Paul Rodgers – Free Spirit (Blu-Ray – 2018)

Paul Rodgers - Free Spirit

Paulo Rogério e o Espírito Livre
Por Trevas

Narrativa em off, tela preta, Paul faz uma introdução, explicando que antes de todo o sucesso de sua carreira (cerca de duas centenas de milhões de discos vendidos), existiu uma pequena banda de Blues Rock que ele montou com seu saudoso amigo Paul Kossoff (nenhuma menção ou homenagem a Andy Fraser, diga-se) em 1968. A pequena grande banda foi o Free, uma das mais influentes para a então efervescente cena do Rock pesado britânica. Em sua curta existência, o Free produziu uma penca de discos clássicos, e sua importância acabou eclipsada com o tempo pelo gigantismo da empreitada seguinte de Rodgers, o multi-platinado Bad Company.

Os imberbes menudos do Blues Rock inglês

Em 2017 Paul resolveu colocar na rua uma breve turnê celebrando o legado do Free, de mesmo nome desse lançamento (em diversos formatos), que vê a luz do dia justamente quando a banda completa 50 anos de sua fundação. O local escolhido para o registro? O lendário Royal Albert Hall, em Londres. A banda que acompanha o vocalista, a mesma que acompanhou a blueswoman Deborah Bonham (sim, irmã do “hômi”) por muitos anos. Uma banda repleta de feeling e com proficiência o suficiente para fazer justiça ao material original, 16 faixas pinçadas dos 6 discos de estúdio, contando com as obrigatórias (All Right Now, Fire And Water, Mr. Big) e algumas “surpresas”, como Magic Ship (numa rendição de arrepiar) e Woman.

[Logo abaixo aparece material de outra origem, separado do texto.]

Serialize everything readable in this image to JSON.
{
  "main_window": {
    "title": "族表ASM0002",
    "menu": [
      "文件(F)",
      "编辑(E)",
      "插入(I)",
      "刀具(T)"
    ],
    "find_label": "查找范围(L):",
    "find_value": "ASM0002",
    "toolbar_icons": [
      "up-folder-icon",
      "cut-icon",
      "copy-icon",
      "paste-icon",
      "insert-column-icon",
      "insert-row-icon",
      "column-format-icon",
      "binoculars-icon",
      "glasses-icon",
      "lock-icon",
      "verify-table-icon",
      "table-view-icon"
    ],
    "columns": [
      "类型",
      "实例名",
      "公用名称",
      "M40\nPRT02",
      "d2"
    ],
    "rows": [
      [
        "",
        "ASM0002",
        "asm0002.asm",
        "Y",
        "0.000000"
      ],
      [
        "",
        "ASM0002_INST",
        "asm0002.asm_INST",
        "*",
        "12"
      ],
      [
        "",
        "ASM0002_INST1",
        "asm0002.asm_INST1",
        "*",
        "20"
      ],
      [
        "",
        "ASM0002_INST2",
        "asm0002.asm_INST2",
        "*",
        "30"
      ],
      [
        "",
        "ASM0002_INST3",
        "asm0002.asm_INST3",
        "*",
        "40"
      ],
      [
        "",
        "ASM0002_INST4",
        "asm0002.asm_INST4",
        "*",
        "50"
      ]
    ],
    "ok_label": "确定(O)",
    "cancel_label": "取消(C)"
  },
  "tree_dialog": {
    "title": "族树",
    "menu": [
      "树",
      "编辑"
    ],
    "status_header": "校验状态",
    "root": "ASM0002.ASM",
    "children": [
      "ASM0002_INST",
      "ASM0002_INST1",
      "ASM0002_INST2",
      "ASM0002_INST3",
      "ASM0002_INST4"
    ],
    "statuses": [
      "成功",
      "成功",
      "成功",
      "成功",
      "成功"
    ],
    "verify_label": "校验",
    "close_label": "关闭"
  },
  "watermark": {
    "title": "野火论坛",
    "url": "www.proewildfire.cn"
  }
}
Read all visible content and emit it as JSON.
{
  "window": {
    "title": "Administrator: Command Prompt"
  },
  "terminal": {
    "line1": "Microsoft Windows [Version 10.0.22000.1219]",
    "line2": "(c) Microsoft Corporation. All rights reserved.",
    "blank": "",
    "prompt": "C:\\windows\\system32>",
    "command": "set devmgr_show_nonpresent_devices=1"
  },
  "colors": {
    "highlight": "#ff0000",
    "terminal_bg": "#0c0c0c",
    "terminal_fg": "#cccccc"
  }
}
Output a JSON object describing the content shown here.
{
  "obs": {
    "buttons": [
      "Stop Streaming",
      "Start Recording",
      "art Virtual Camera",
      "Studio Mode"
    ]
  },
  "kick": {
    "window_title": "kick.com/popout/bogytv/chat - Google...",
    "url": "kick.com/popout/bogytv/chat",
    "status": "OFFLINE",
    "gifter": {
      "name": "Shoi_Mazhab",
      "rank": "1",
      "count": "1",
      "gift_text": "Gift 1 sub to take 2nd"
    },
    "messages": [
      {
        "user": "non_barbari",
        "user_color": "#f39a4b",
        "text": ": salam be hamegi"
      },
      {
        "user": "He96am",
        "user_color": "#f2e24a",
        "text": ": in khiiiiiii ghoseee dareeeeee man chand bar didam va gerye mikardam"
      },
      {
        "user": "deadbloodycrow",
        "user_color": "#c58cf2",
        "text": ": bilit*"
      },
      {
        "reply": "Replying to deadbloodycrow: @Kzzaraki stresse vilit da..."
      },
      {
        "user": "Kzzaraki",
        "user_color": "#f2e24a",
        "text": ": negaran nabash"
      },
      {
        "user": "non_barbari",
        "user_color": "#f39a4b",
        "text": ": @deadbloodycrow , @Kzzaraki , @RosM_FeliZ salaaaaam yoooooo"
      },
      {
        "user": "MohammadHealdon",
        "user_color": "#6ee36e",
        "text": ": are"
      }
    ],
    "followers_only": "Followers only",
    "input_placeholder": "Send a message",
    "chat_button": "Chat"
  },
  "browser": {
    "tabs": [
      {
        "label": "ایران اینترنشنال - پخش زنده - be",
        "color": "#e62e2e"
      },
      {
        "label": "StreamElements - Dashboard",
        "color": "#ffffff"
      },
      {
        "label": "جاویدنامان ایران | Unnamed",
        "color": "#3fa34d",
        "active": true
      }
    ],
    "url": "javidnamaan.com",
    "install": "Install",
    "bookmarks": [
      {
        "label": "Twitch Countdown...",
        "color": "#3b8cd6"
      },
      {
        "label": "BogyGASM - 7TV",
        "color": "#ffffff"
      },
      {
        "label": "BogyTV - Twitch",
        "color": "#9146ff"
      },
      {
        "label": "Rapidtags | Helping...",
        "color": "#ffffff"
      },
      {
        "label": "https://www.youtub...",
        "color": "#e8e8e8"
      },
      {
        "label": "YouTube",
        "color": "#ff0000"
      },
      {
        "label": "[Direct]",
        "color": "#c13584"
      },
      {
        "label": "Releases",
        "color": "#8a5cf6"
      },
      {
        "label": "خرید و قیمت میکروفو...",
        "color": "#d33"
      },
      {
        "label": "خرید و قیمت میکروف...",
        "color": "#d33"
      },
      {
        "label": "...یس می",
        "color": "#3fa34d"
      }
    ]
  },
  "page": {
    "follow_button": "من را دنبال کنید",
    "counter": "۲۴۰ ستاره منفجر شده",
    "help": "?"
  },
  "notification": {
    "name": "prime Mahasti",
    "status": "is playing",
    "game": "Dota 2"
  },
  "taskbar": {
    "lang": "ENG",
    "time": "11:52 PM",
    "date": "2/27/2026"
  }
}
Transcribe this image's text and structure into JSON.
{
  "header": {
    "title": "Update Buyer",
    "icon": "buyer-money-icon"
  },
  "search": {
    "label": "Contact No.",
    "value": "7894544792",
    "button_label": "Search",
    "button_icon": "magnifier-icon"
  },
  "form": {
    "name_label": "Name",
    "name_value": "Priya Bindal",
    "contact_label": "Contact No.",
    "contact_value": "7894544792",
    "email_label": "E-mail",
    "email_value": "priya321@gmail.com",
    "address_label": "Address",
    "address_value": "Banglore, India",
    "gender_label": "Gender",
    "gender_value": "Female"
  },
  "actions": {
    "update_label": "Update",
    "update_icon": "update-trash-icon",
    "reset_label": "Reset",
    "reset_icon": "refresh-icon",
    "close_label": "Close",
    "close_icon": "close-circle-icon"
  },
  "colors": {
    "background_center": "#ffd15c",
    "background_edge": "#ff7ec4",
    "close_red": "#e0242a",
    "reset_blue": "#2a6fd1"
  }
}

Ok, o repertório é matador e a banda é de ponta. Tá bom, mas e a estrela da noite, como está? Então aos 68 anos, Paul Rodgers prova que fez definitivamente o pacto com o cramulhão! Ou isso ou o cara deve ser urgentemente estudado pela NASA. Além de estar em plena forma física, o baixola não só não perdeu nem um pingo da potente e límpida voz como ainda tira onda “tsunâmica” cantando por vezes a uma distância surreal do microfone, de maneira até mais elástica do que em seus longínquos 20 anos. Não, nenhuma das músicas tem rendição menos do que espetacular. Talvez falte somente aquela coisa mais crua da época, mas vamos combinar, difícil reclamar do que foi gravado nessa noite mágica.


Áudio e Video

Visualmente a produção é mantida ao mínimo: bela iluminação em um palco clean, câmeras em tomadas corretas (em altíssima definição) e uma edição de cortes nada frenéticos, que privilegiam o cantor em pelo menos 70% do tempo. O som? Absolutamente cristalino. Talvez a única reclamação possível seja o ambiente algo asséptico de shows no Royal Albert Hall: parece partida de tênis, um monte de gente com cara de riquinho que mal respira durante a música, todo mundo sentadinho, batendo palmas e gritando só nos intervalos. Eu iria gritar e pular feito um macaco sifilítico durante todo o show, mas está tudo ok.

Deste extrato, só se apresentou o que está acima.